Jumat, 18 Desember 2009
Competition: Padjajaran Pedestrian Path Renovation
Temporary Shelter For Sumatera Victims
Cihampelas: Sebuah Perjalanan Menuju Kota Urban
Mungkin gambaran inilah yang dirasakan oleh warga setempat kota Bandung yang sehari-hari menemukan Bandung kian hari berubah menjadi “Jakarta kedua”. Dengan semakin maraknya penggusuran rumah-rumah, pembangunan-pembangunan pun banyak terjadi. Arah pembangunan semakin menunjang Bandung untuk menjadi kian komersil. Pusat-pusat lifestyle bermunculan di tengah-tengah keramaian kota ini. Warga kota Bandung juga tentunya tidak ingin ketinggalan untuk ikut “nongkrong” di tempat-tempat yang menentukan status dan kalangan mereka.
Sebutlah Jalan Cihampelas, sebuah jalan yang sangat populer bagi warga kota Bandung maupun bagi wisatawan-wisatawan dari berbagai daerah hingga Negara sejak tahun 1987. Jalan ini memiliki karakter yang begitu kuat dengan wajah warna-warni “superhero”-nya, hingga sampai saat ini, citranya masih dapat mewakili citra Kota Bandung secara keseluruhan. Beragam macam kegiatan pun dapat kita temukan pada jalan ini. Hal ini membuat Jalan Cihampelas menjadi begitu potensial akan perkembangan-perkembangan yang tiada batas.
Salah satu icon Jalan Cihampelas yang sukse dan terkenal adalah Cihampelas Walk, yang merupakan sebuah pusat lifestyle yang tergolong sukses. Dengan konsep walk yang hijau dan terbuka ini, Ciwalk berhasil mencuri perhatian warga kota Bandung, bahkan wisatawan dari berbagai daerah.

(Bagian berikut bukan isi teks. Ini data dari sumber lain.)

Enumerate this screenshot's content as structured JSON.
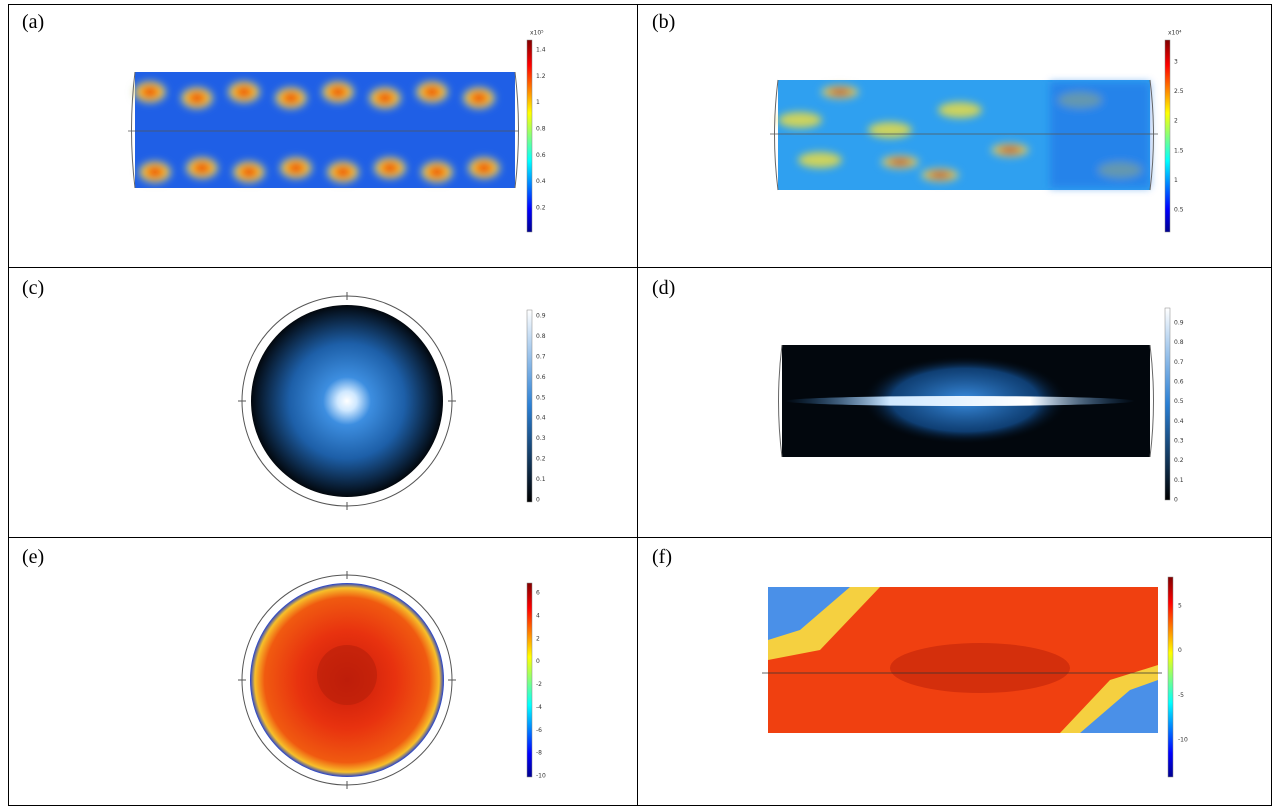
{
  "panels": [
    {
      "label": "(a)",
      "colorbar": {
        "exponent": "x10⁵",
        "ticks": [
          1.4,
          1.2,
          1,
          0.8,
          0.6,
          0.4,
          0.2
        ]
      }
    },
    {
      "label": "(b)",
      "colorbar": {
        "exponent": "x10⁴",
        "ticks": [
          3,
          2.5,
          2,
          1.5,
          1,
          0.5
        ]
      }
    },
    {
      "label": "(c)",
      "colorbar": {
        "ticks": [
          0.9,
          0.8,
          0.7,
          0.6,
          0.5,
          0.4,
          0.3,
          0.2,
          0.1,
          0
        ]
      }
    },
    {
      "label": "(d)",
      "colorbar": {
        "ticks": [
          0.9,
          0.8,
          0.7,
          0.6,
          0.5,
          0.4,
          0.3,
          0.2,
          0.1,
          0
        ]
      }
    },
    {
      "label": "(e)",
      "colorbar": {
        "ticks": [
          6,
          4,
          2,
          0,
          -2,
          -4,
          -6,
          -8,
          -10
        ]
      }
    },
    {
      "label": "(f)",
      "colorbar": {
        "ticks": [
          5,
          0,
          -5,
          -10
        ]
      }
    }
  ]
}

Kesuksesan pusat lifestyle ini akhirnya menghasilkan pengembangan Tahap II yang berjudul Ciwalk Extention (Cx) dengan Arsitek Denton Corker Marshall Indonesia. Proyek ini akan menjadikan ciwalk sebuah pusat perbelanjaan dan entertainment center, dilengkapi dengan boutique hotel dengan 128 kamar. Cx dapat kita kategorikan sebagai sebuah bangunan mixed-use, sebuah bangunan yang memiliki banyak fungsi dan penggunaan lahan. Bangunan-bangunan mixed-use lain yang sekategori dengan proyek Cx ini adalah Plaza Indonesia yang berada pada induk bangunan yang sama dengan Grand Hyatt dan ex di Jakarta. Pada bangunan itu terdapat fungsi dan penggunaan lahan yang berbeda-beda pada satu bangunan.
Berkembangnya bangunan mixed-use pada jalan ini merupakan salah satu gejala dari katalisasi urban. Katalisasi urban sendiri adalah perkembangan yang dihasilkan dari sebuah pengembangan kota, seringkali, perkembangan yang terjadi tidak terduga ke arah mana dan berdampak apa. Hal ini adalah sebuah fenomena yang dapat kita jadikan dasar pemahaman terhadap gejala-gejala yang dapat kita lihat pada Jalan Cihampelas, bermula pada tahun 1987 dengan munculnya toko IBC di Jalan Cihampelas no 114. Sesuai dengan teori tentang “Urban Catalyst” yang terdapat pada buku American Urban Architecture yang ditulis oleh Wayne Attoe, dengan mulai munculnya aktifitas komersial ini, kawasan permukiman Cihampelas perlahan berubah fungsi menjadi kawasan perdagangan dan wisata. Investor-investor pun melihat kesempatan strategis untuk menanamkan dananya pada jalan ini. Proyek dengan investasi cukup besar awalnya adalah Premier Plaza. Hal ini merupakan indikasi dari pembangunan urban yang memang berorientasi pada peningkatan nilai dan finansial.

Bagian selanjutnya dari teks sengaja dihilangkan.